Make sure to check out the repo here!
In recent years, both hardware and software advances have enabled many new applications to introduce more context in decision making.
At the same time, we are transitioning away from a decades-old communications infrastructure to foster a rapidly evolving ecosystem of IoT devices. This transition comes with growing pains around scaling bandwidth.
High demand for image/video content is largely at the heart of these challenges.
Some applications, like VR in particular, demand high bandwidth to avoid making users nauseous while turning their heads to view their simulated surroundings.
Facebook researchers have published video compression techniques tailored to tackle the challenges of VR.
Using gaze detection, they provide a high fidelity rendition of the scene where a user is focused. Then like magic, the parts of the image a user is not focusing on are filled-in (in-hallucinated) with a GAN, which generates a realistic rendition while saving a lot of bandwidth.
In other work, Berkeley researchers achieve a new state of the art in performing lossless image compression with a goal of helping people "explore and advance this line of modern compression ideas".
This line of investigation emphasizes learning the distribution of an image corpus to more efficiently encode the spatial information for a sample.
YouTube also acknowledges the importance of specializing bandwidth reduction strategies to exploit the distribution of data. They even created a dataset to promote advances in video compression for user generated content.
Going forward, we consider video feeds typical of IoT-enabled smart camera applications.
There seems to be no avoiding the trade off of spending compute to save bandwidth but we also want to spend it intelligently so we want to take advantage of the context.
Though video data is typically very redundant in time, methods used to reduce bandwidth in time, such as motion detection based filtering, lack the context to be of practical use. Motion cameras are often triggered too frequently and at uninteresting points.
Supervised learning based vision tasks, like object detection, can be used to parse additional semantic context from a scene. However, this leaves the application boxed in by developer assumptions.
Instead, we want to explore unsupervised methods of reducing bandwidth by learning the context of a scene in order to filter redundant content from a streaming video feed.
Our approach will be guided by the following observations:
- MOST images are NOT interesting/relevant
- we cannot define "interesting" ahead of time
The need to flag infrequent but novel examples from an image corpus leads us to frame a visual anomaly detection problem.
Applying visual anomaly detection, we stream ONLY infrequent anomalous images.
Some surveys on methods in anomaly detection include motion detection as an image processing based method, but it works when motion is infrequent.
One powerful application of deep learning involves learning the distribution of an image corpus to flag anomalies.
To robustly identify novelty in an image feed, we use the image reconstruction loss of an autoencoder as an anomaly score and choose a suitable threshold.
The autoencoder is trained with a batch size of 1 on each new image acquired by the camera (online learning) to learn the changing distribution of images.
Updating our model on each new image helps to adapt to the changing (nonstationary) image distribution.
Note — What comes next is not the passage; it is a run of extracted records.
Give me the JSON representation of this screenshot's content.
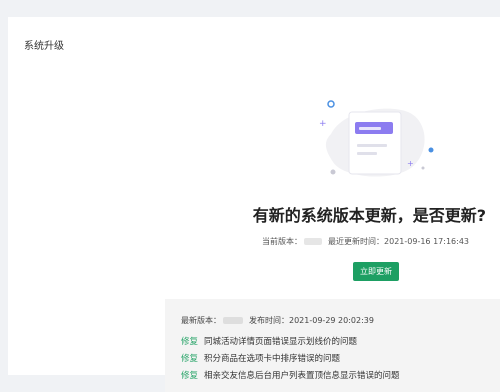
{
  "page": {
    "title": "系统升级"
  },
  "main": {
    "headline": "有新的系统版本更新，是否更新?",
    "current_version_label": "当前版本：",
    "last_update_label": "最近更新时间：",
    "last_update_time": "2021-09-16 17:16:43",
    "update_button": "立即更新"
  },
  "changelog": {
    "latest_version_label": "最新版本：",
    "release_time_label": "发布时间：",
    "release_time": "2021-09-29 20:02:39",
    "tag_label": "修复",
    "items": [
      "同城活动详情页面错误显示划线价的问题",
      "积分商品在选项卡中排序错误的问题",
      "相亲交友信息后台用户列表置顶信息显示错误的问题"
    ]
  },
  "colors": {
    "accent": "#1d9f63",
    "tag": "#2aa56a",
    "illustration": "#8c7cf0"
  }
}
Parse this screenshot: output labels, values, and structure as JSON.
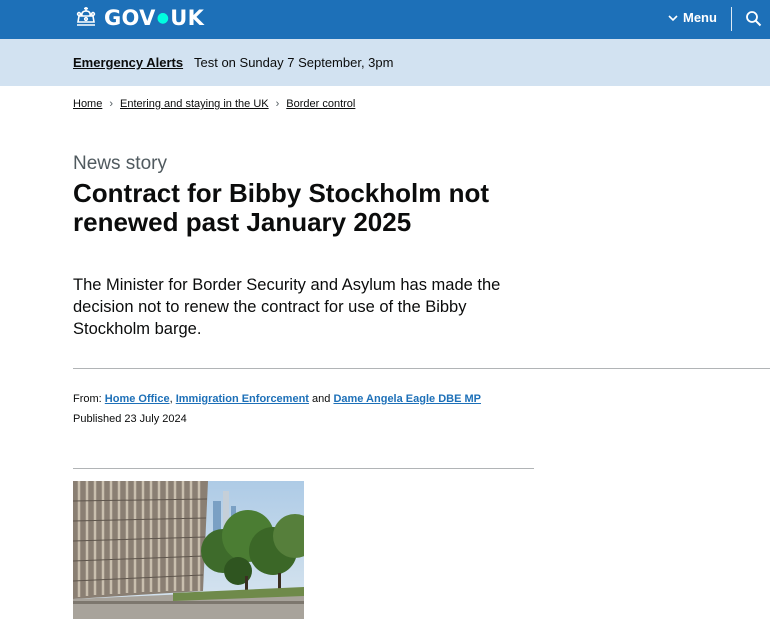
{
  "header": {
    "logo_text": "GOV",
    "logo_text_2": "UK",
    "menu_label": "Menu",
    "brand_color": "#1d70b8",
    "icons": [
      "crown-icon",
      "chevron-down-icon",
      "search-icon"
    ]
  },
  "alert": {
    "link": "Emergency Alerts",
    "text": "Test on Sunday 7 September, 3pm"
  },
  "breadcrumb": [
    {
      "label": "Home"
    },
    {
      "label": "Entering and staying in the UK"
    },
    {
      "label": "Border control"
    }
  ],
  "article": {
    "caption": "News story",
    "title": "Contract for Bibby Stockholm not renewed past January 2025",
    "lead": "The Minister for Border Security and Asylum has made the decision not to renew the contract for use of the Bibby Stockholm barge.",
    "from_label": "From:",
    "organisations": [
      "Home Office",
      "Immigration Enforcement",
      "Dame Angela Eagle DBE MP"
    ],
    "from_sep": ",",
    "from_and": "and",
    "published_label": "Published",
    "published_date": "23 July 2024"
  }
}
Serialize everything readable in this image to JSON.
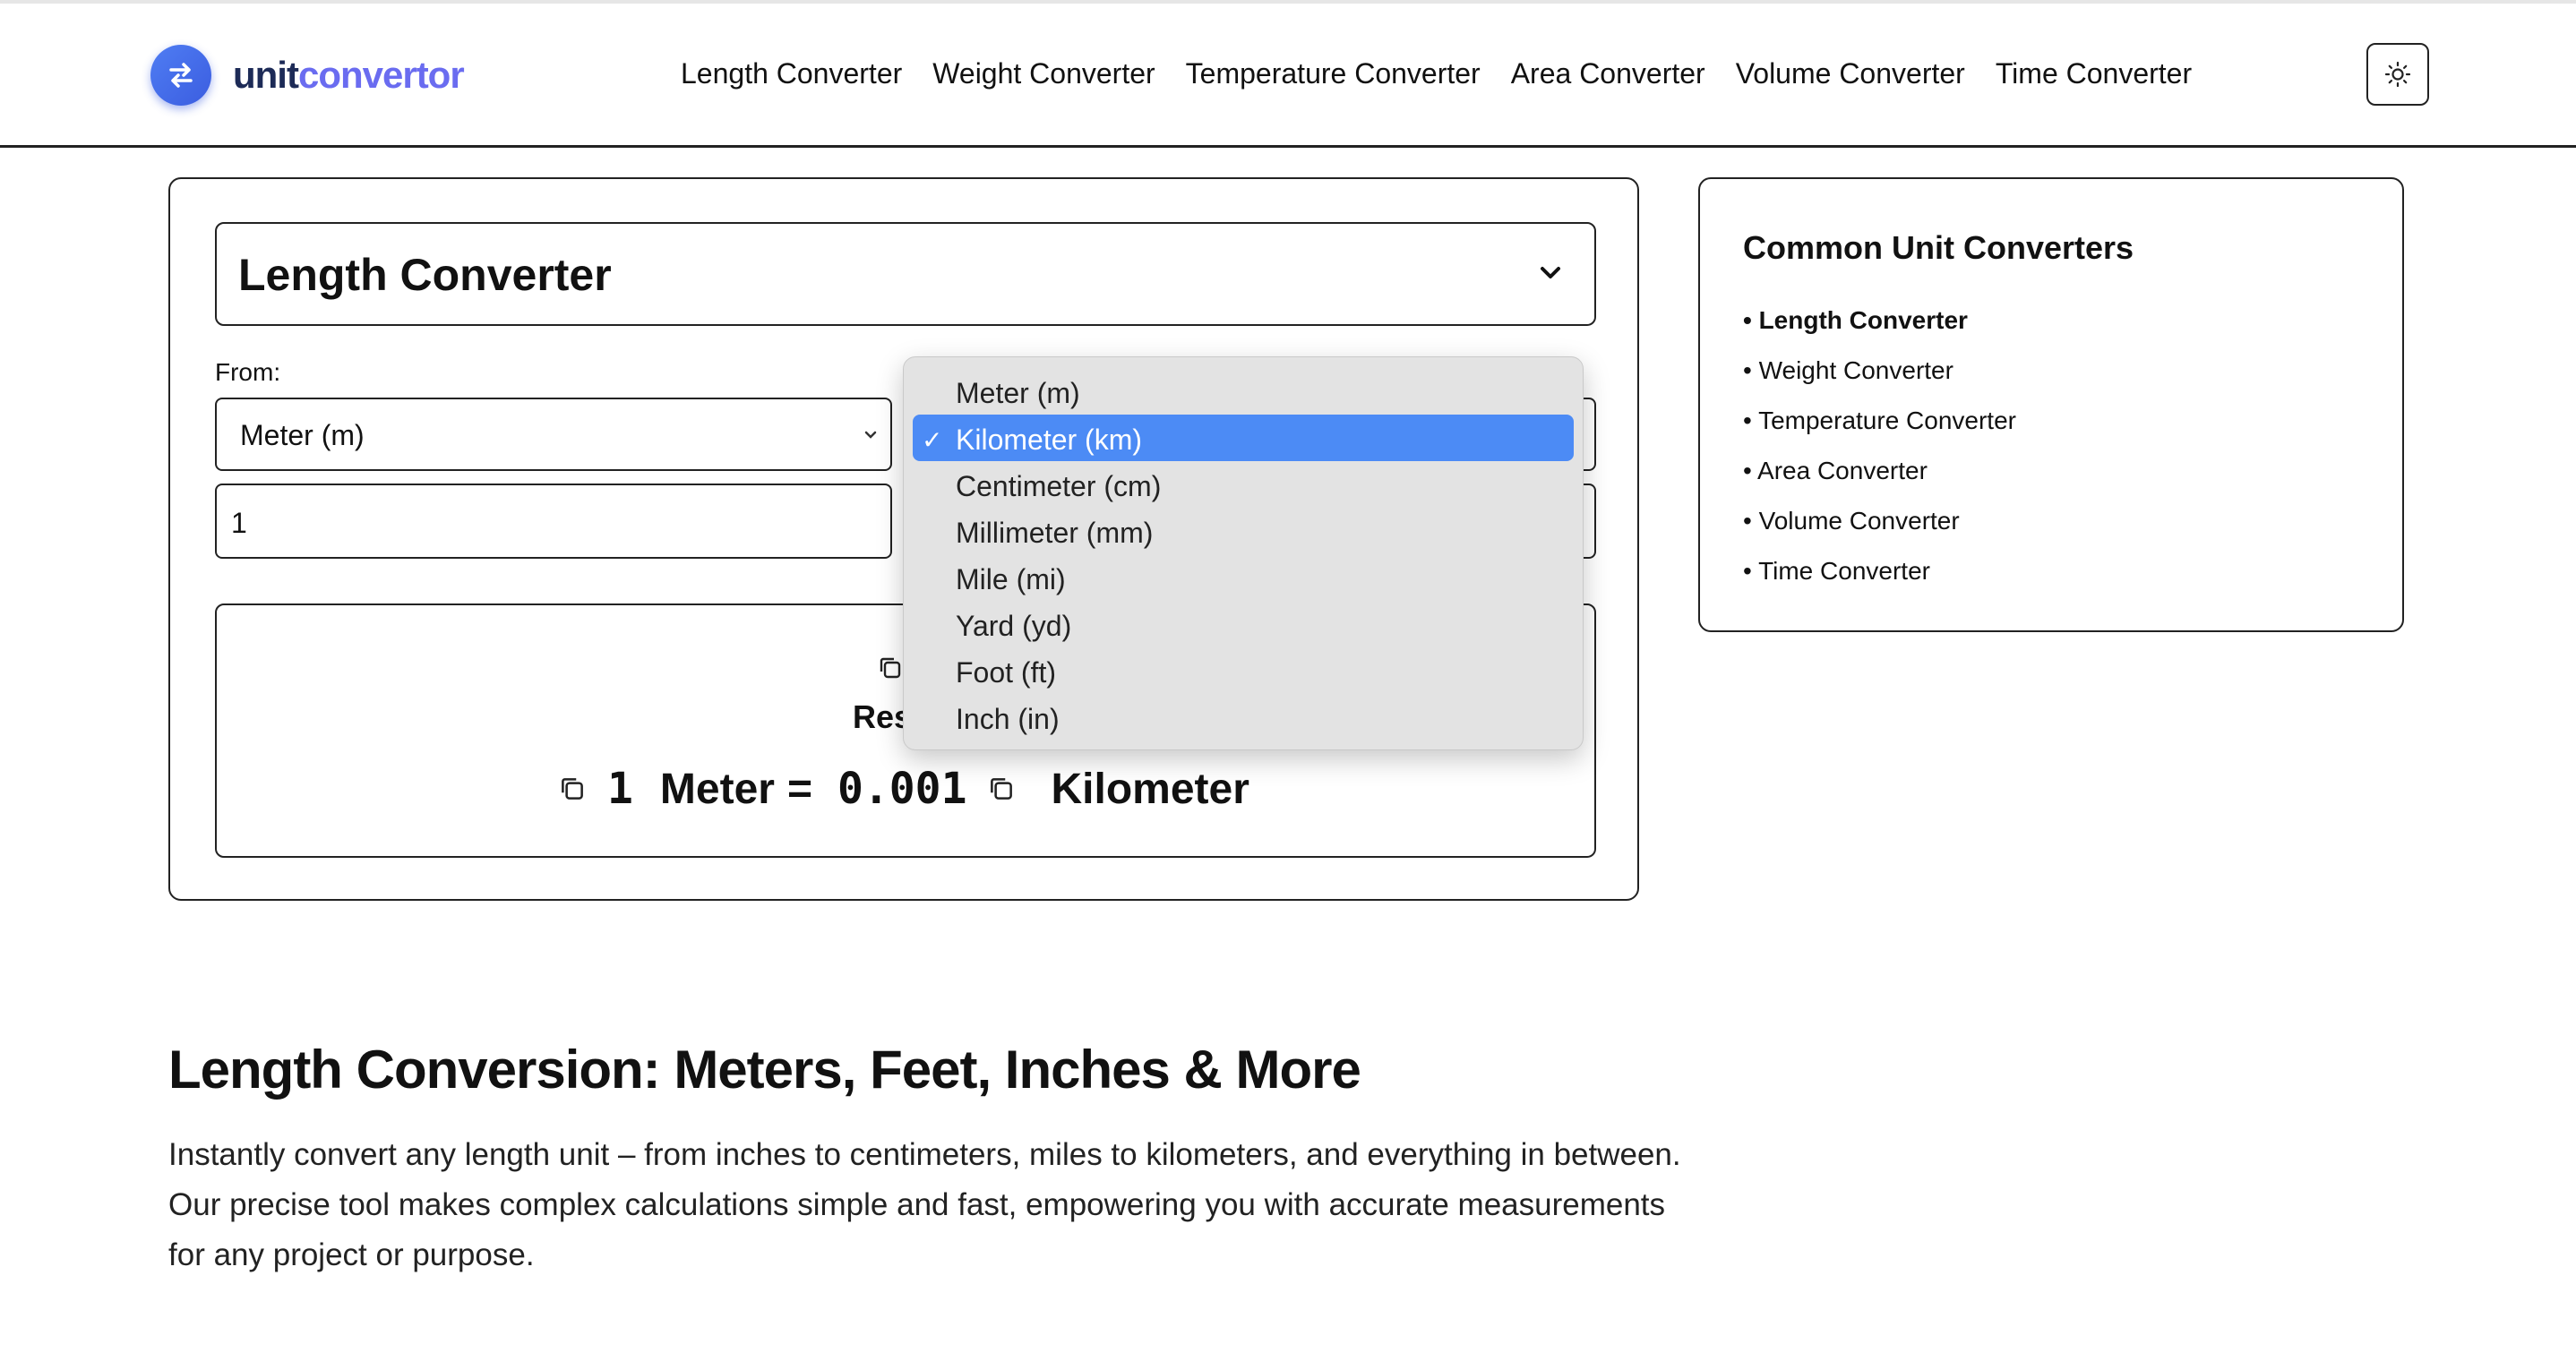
{
  "brand": {
    "part1": "unit",
    "part2": "convertor"
  },
  "nav": [
    {
      "label": "Length Converter"
    },
    {
      "label": "Weight Converter"
    },
    {
      "label": "Temperature Converter"
    },
    {
      "label": "Area Converter"
    },
    {
      "label": "Volume Converter"
    },
    {
      "label": "Time Converter"
    }
  ],
  "converter": {
    "type_selected": "Length Converter",
    "from_label": "From:",
    "from_unit": "Meter (m)",
    "from_value": "1",
    "result_title": "Result",
    "result_title_visible": "Res",
    "result": {
      "from_value": "1",
      "from_unit": "Meter",
      "equals": "=",
      "to_value": "0.001",
      "to_unit": "Kilometer"
    }
  },
  "dropdown": {
    "selected": "Kilometer (km)",
    "check": "✓",
    "options": [
      {
        "label": "Meter (m)"
      },
      {
        "label": "Kilometer (km)"
      },
      {
        "label": "Centimeter (cm)"
      },
      {
        "label": "Millimeter (mm)"
      },
      {
        "label": "Mile (mi)"
      },
      {
        "label": "Yard (yd)"
      },
      {
        "label": "Foot (ft)"
      },
      {
        "label": "Inch (in)"
      }
    ]
  },
  "sidebar": {
    "title": "Common Unit Converters",
    "items": [
      {
        "label": "• Length Converter",
        "active": true
      },
      {
        "label": "• Weight Converter"
      },
      {
        "label": "• Temperature Converter"
      },
      {
        "label": "• Area Converter"
      },
      {
        "label": "• Volume Converter"
      },
      {
        "label": "• Time Converter"
      }
    ]
  },
  "article": {
    "title": "Length Conversion: Meters, Feet, Inches & More",
    "description": "Instantly convert any length unit – from inches to centimeters, miles to kilometers, and everything in between. Our precise tool makes complex calculations simple and fast, empowering you with accurate measurements for any project or purpose."
  },
  "colors": {
    "accent": "#4c8bf5",
    "brand_dark": "#1d2b57",
    "brand_light": "#6a6cf0"
  }
}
However, it is a much greater computational burden to train a deep learning model than it is to run inference.
Here, the Jetson Nano shines with the hardware acceleration and environment to run fast train steps online and inline with image acquisition.
Model performance in computer vision tasks can be strongly impacted by choice of network architectures.
Rather than performing a broad search in network architecture designs, we emphasize simple patterns like the hour glass of an undercomplete autoencoder.
Further, we enforce a limit on the number of network parameters to keep the models small and fast.
First, we show the loss as our autoencoder learned on each new image sampled from a camera pointing out of a window to observe city car and foot traffic.
To score a new sample as normal or anomalous, we compute the deviation of its reconstruction loss from a rolling window sample mean.
Samples with an anomaly score deviating by some factor (like 3-5) times the sample variance of observations from a rolling time window are flagged as anomalous images.
We begin a frame acquisition loop and start training a small, undercomplete convolutional autoencoder. At each step, we evaluate the sample by thresholding on the reconstruction loss to identify anomalous images to stream.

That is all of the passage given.